Waste Management and Minimisation Plan

Our Joint Waste Management and Minimisation Plan sets out how we as Councils in the Eastern Waikato are working together to manage waste for the benefit of everyone in the community. It was first adopted in 2012 and was reviewed with public input in 2017.

Managing waste within our district is an important Council responsibility.

In recent years there have been a number of developments at the national level and within the industry that mean we need to think more carefully than ever about how we manage our waste and resources. National legislation, including the Waste Minimisation Act and the NZ Emissions Trading Scheme mean that the cost of landfilling our waste is likely to increase in the future. In addition, the waste industry is increasingly able to offer new and better ways of reclaiming our wasted resources, meaning we have more options as to how we manage our waste.

While we have been recycling and recovering more and more of our waste, there is more we can still do, and it will be important to make sure we do this in ways that are efficient and that benefit our communities as well as the environment.

Each Council is required under the Waste Minimisation Act to produce a Waste Management and Minimisation Plan, which shows how they plan to manage their waste.  The Act also allows Councils to join together in waste planning.  The three East Waikato Councils, Hauraki, Matamata-Piako and Thames-Coromandel, believe there are real benefits in working together and so have produced this Joint Waste Management and Minimisation Plan.

This Plan describes how we currently manage our waste in each of the three districts, how the Councils suggest our communities should manage our waste in the future, and what we can all do to make this happen. 

The plan was put together in 2011 with the input of the Eastern Waikato community and adopted by the three councils in early 2012. We listened to the views of residents and ratepayers as well as waste professionals on how best to manage our waste and came up with a way forward in which everyone has a meaningful role.

In 2017 the plan was reviewed with public input and the revised plan was adopted by the three councils in late June 2017.

Our Waste Management and Minimisation Plan (WMMP) covers all solid waste and diverted material (anything that is no longer required for its original purpose but still has value through reuse or recycling is "diverted material".) in the three districts, whether they are managed by council or not.

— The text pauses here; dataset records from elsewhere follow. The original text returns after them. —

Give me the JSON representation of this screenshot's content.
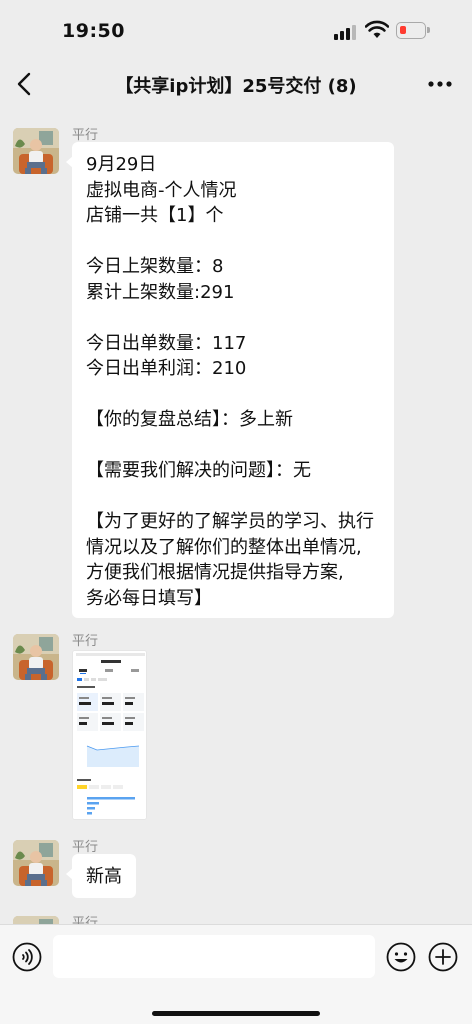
{
  "status_bar": {
    "time": "19:50"
  },
  "chat": {
    "title": "【共享ip计划】25号交付 (8)"
  },
  "messages": [
    {
      "sender": "平行",
      "type": "text",
      "lines": [
        "9月29日",
        "虚拟电商-个人情况",
        "店铺一共【1】个",
        "",
        "今日上架数量：8",
        "累计上架数量:291",
        "",
        "今日出单数量：117",
        "今日出单利润：210",
        "",
        "【你的复盘总结】：多上新",
        "",
        "【需要我们解决的问题】：无",
        "",
        "【为了更好的了解学员的学习、执行",
        "情况以及了解你们的整体出单情况,",
        "方便我们根据情况提供指导方案,",
        "务必每日填写】"
      ]
    },
    {
      "sender": "平行",
      "type": "image"
    },
    {
      "sender": "平行",
      "type": "text",
      "text": "新高"
    },
    {
      "sender": "平行",
      "type": "text"
    }
  ],
  "icons": {
    "back": "chevron-left-icon",
    "more": "ellipsis-icon",
    "voice": "voice-icon",
    "emoji": "emoji-icon",
    "plus": "plus-icon"
  },
  "colors": {
    "background": "#ededed",
    "bubble": "#ffffff",
    "battery_low": "#ff3b30"
  }
}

This includes hazardous wastes such as chemicals and the outputs from wastewater treatment plants. This does not necessarily mean that the councils are going to have direct involvement in the management of all waste - but there is a responsibility for the councils to at least consider all waste in their districts, and to suggest areas where other groups, such as businesses or householders, could take action themselves.

Our WMMP sets the priorities and strategic framework for managing waste, with the actions set out in the Plan carried forward into the three councils' long term and annual plans to ensure the resourcing is available to deliver the plan's goals and objectives.

The plan's vision is to:

“Minimise waste to landfill and maximise community benefit”

Goals include actively promoting waste reduction, working together to optimise opportunities, and managing waste services in the most cost-effective manner.

Targets include reducing the average amount of waste each person in the three districts sends to landfill from 499kg to 276kg by 2022.